Doch Trumps Forderung bleibt widersprüchlich. Auch die USA selbst geben „nur“ 3,38 Prozent ihres BIP für Verteidigung aus. Seine fünf Prozent wirken daher eher wie ein rhetorischer Bluff, um Europa zu schwächen und gleichzeitig den Eindruck zu erwecken, die USA trügen weiterhin die Hauptlast in der NATO.
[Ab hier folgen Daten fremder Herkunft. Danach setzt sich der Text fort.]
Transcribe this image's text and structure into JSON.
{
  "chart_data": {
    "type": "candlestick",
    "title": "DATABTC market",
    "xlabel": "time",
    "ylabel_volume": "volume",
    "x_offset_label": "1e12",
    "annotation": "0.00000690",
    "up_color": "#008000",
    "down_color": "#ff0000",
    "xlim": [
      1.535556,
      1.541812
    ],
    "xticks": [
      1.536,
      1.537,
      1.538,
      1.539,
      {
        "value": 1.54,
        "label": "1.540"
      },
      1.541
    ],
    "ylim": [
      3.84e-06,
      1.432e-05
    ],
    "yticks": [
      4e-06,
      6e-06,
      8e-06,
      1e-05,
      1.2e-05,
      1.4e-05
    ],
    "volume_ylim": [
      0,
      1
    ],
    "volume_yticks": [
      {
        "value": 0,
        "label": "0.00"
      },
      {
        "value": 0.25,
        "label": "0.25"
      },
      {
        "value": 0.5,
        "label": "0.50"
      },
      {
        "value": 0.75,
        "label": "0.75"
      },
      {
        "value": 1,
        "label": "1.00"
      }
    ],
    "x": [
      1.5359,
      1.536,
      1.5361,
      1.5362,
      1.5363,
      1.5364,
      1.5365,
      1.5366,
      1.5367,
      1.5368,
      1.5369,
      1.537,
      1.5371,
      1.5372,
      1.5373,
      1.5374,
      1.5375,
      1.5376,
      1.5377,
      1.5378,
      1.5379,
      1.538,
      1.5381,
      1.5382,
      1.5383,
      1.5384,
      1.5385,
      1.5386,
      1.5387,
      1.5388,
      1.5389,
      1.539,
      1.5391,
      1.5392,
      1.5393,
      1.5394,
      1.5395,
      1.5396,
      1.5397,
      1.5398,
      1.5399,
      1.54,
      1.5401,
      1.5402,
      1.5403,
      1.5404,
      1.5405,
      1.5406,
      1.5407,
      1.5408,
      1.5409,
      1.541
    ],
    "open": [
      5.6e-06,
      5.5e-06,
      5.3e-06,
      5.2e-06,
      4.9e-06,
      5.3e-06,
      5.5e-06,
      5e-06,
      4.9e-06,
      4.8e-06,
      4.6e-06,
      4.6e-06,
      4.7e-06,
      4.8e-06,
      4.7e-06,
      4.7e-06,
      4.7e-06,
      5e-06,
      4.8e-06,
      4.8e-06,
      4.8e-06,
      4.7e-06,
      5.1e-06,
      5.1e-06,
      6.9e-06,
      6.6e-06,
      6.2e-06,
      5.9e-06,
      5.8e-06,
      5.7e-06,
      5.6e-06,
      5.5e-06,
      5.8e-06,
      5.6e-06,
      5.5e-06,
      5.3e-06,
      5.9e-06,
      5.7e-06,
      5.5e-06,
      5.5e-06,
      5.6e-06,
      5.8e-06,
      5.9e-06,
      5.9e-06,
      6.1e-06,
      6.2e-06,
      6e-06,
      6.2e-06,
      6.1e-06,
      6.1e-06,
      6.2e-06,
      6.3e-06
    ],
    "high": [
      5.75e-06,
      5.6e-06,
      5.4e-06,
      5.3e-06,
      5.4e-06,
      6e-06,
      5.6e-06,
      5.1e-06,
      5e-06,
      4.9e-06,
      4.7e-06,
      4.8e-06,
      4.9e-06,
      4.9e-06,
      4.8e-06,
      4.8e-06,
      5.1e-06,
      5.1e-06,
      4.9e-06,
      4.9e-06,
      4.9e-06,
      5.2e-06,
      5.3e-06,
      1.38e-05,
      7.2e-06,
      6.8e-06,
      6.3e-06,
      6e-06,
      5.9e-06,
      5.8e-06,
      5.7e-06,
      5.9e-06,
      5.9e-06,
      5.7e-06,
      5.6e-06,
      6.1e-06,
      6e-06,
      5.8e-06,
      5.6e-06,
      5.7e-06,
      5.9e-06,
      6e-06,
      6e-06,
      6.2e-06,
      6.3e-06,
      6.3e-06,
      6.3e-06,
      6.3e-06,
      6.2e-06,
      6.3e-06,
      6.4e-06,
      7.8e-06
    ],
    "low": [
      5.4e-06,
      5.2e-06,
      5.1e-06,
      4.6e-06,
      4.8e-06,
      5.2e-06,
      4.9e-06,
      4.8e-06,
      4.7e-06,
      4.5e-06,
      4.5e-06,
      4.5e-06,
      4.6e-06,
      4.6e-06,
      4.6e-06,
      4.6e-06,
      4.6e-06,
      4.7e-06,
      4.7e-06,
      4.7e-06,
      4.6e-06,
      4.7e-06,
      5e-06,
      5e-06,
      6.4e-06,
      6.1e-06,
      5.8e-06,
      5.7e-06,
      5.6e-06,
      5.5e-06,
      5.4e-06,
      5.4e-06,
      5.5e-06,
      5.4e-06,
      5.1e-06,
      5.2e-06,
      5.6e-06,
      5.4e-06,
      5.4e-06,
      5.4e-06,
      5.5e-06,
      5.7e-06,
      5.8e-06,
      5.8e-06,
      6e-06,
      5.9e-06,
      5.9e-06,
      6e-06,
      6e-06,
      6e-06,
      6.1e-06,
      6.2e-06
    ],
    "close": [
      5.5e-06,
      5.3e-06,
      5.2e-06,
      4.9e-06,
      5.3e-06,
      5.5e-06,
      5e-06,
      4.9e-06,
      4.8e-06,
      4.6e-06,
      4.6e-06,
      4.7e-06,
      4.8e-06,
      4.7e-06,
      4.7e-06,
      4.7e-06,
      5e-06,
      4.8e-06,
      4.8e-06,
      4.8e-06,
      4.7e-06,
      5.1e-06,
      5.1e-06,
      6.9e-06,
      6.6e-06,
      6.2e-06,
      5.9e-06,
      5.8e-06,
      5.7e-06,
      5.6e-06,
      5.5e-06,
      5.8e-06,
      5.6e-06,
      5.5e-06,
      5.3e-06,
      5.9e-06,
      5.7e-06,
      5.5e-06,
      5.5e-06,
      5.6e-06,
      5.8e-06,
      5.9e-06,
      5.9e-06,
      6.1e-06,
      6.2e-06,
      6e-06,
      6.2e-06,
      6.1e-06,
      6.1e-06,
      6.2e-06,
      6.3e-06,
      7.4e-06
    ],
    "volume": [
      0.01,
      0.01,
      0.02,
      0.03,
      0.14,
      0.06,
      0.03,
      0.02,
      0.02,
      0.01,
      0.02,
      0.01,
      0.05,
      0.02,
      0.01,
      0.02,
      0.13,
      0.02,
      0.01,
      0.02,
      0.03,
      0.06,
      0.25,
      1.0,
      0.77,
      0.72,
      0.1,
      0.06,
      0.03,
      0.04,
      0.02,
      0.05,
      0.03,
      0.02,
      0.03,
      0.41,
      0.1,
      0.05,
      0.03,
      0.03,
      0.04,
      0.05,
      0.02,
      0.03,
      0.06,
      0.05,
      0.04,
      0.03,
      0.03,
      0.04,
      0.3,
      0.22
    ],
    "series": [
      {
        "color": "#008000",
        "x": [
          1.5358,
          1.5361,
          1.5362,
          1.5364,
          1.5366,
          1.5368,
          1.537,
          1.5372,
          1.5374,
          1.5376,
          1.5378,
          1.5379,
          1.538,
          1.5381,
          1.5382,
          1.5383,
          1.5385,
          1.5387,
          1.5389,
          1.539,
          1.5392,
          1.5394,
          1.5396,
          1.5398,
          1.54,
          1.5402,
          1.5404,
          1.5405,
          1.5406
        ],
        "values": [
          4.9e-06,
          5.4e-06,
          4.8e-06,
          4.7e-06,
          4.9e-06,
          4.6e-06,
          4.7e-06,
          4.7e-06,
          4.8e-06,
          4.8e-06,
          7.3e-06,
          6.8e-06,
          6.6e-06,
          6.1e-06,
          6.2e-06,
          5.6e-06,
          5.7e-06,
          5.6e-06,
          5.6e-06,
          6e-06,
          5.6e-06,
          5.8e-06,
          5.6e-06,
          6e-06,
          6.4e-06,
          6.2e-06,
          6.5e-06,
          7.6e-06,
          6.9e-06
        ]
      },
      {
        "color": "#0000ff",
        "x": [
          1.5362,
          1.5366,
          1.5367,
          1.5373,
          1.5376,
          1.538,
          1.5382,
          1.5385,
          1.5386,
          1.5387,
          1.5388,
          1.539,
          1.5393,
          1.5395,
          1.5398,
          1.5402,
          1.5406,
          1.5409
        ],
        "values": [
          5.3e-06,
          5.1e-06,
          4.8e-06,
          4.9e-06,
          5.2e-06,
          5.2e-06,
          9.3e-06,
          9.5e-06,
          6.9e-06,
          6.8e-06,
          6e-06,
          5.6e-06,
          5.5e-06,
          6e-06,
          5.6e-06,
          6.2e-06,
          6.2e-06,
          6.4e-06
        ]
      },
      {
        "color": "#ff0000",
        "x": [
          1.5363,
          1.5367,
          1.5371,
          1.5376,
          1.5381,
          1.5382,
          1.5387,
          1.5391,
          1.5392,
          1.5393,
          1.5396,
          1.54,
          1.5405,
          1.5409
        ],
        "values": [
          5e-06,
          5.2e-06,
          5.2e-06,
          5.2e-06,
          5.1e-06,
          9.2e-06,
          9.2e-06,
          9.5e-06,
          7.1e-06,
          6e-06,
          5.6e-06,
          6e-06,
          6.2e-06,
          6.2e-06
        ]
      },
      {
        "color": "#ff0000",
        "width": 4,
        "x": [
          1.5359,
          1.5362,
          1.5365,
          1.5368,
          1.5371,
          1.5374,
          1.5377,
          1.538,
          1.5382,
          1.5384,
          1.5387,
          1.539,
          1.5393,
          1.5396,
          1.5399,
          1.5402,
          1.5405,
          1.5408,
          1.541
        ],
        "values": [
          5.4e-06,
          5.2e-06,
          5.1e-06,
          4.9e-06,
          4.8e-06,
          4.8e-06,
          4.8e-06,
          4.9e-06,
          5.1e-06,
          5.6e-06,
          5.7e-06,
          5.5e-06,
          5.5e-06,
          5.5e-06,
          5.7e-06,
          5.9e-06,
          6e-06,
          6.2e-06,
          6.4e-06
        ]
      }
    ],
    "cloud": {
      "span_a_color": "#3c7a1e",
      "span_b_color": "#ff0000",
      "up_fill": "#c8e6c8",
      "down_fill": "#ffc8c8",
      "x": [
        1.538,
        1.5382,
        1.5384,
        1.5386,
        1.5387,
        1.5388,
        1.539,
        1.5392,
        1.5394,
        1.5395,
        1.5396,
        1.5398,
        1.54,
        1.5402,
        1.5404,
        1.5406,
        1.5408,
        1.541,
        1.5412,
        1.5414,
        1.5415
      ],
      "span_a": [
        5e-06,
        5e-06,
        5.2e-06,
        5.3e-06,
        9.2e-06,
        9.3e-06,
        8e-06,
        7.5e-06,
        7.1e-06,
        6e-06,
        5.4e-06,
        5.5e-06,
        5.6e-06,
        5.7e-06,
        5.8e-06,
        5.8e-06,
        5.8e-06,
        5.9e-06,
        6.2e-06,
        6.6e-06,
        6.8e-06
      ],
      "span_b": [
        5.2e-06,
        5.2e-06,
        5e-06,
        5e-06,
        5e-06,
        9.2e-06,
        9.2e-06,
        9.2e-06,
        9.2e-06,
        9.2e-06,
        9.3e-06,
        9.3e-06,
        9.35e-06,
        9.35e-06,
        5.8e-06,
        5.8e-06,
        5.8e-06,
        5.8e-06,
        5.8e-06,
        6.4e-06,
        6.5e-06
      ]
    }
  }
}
Europas Dilemma: Zwischen Realismus und Sicherheit
Die europäische Reaktion auf Trumps Vorschlag ist uneinheitlich. Während Länder wie Polen und die baltischen Staaten schon jetzt überdurchschnittlich viel für Verteidigung ausgeben, stehen westliche Staaten wie Deutschland, Spanien oder Italien vor massiven finanziellen Hürden. In Deutschland zeigt sich die politische Uneinigkeit deutlich: Während Kanzlerkandidat Friedrich Merz (CDU) betont, die Verteidigungsausgaben sollten sich am tatsächlichen Bedarf orientieren und nicht an abstrakten Prozentzahlen, nennt Kanzler Olaf Scholz (SPD) höhere Quoten „unausgegoren“. Die FDP und Teile der Union sehen die Zwei-Prozent-Marke als Untergrenze, warnen jedoch vor utopischen Zielen.
Die Herausforderung ist dabei nicht nur finanziell. Europa steht auch strategisch an einem Scheideweg. Der russische Angriffskrieg in der Ukraine hat die Abhängigkeit von den USA als Schutzmacht erneut deutlich gemacht. Doch mit einem zunehmend unzuverlässigen Partner in Washington wird die Forderung nach mehr Eigenständigkeit in der europäischen Verteidigungspolitik immer lauter. Vorschläge wie ein europäischer „Souveränitätsfonds“ könnten hier ein Weg sein, um gemeinsame Projekte zu finanzieren und eine stärkere Abschreckung gegenüber Russland aufzubauen.
Ein Weckruf für die NATO
Trumps Fünf-Prozent-Forderung ist politisch unrealistisch und ökonomisch nicht umsetzbar. Doch sie ist ein Signal. Sie verdeutlicht, dass die NATO in ihrer jetzigen Form nicht ewig bestehen kann, wenn Europa nicht stärker Verantwortung übernimmt. Die Zukunft des Bündnisses wird davon abhängen, ob Europa bereit ist, sich strategisch und finanziell unabhängig zu machen, ohne die transatlantische Allianz zu gefährden.
Die europäische Sicherheitspolitik muss deshalb langfristig denken: Es geht nicht nur um Zahlen, sondern um den Aufbau glaubwürdiger Strukturen, die eine eigenständige Abschreckung ermöglichen. Nur so kann die NATO auch in Zukunft das bleiben, was sie bislang war: ein Garant für Sicherheit – trotz oder gerade wegen Donald Trump.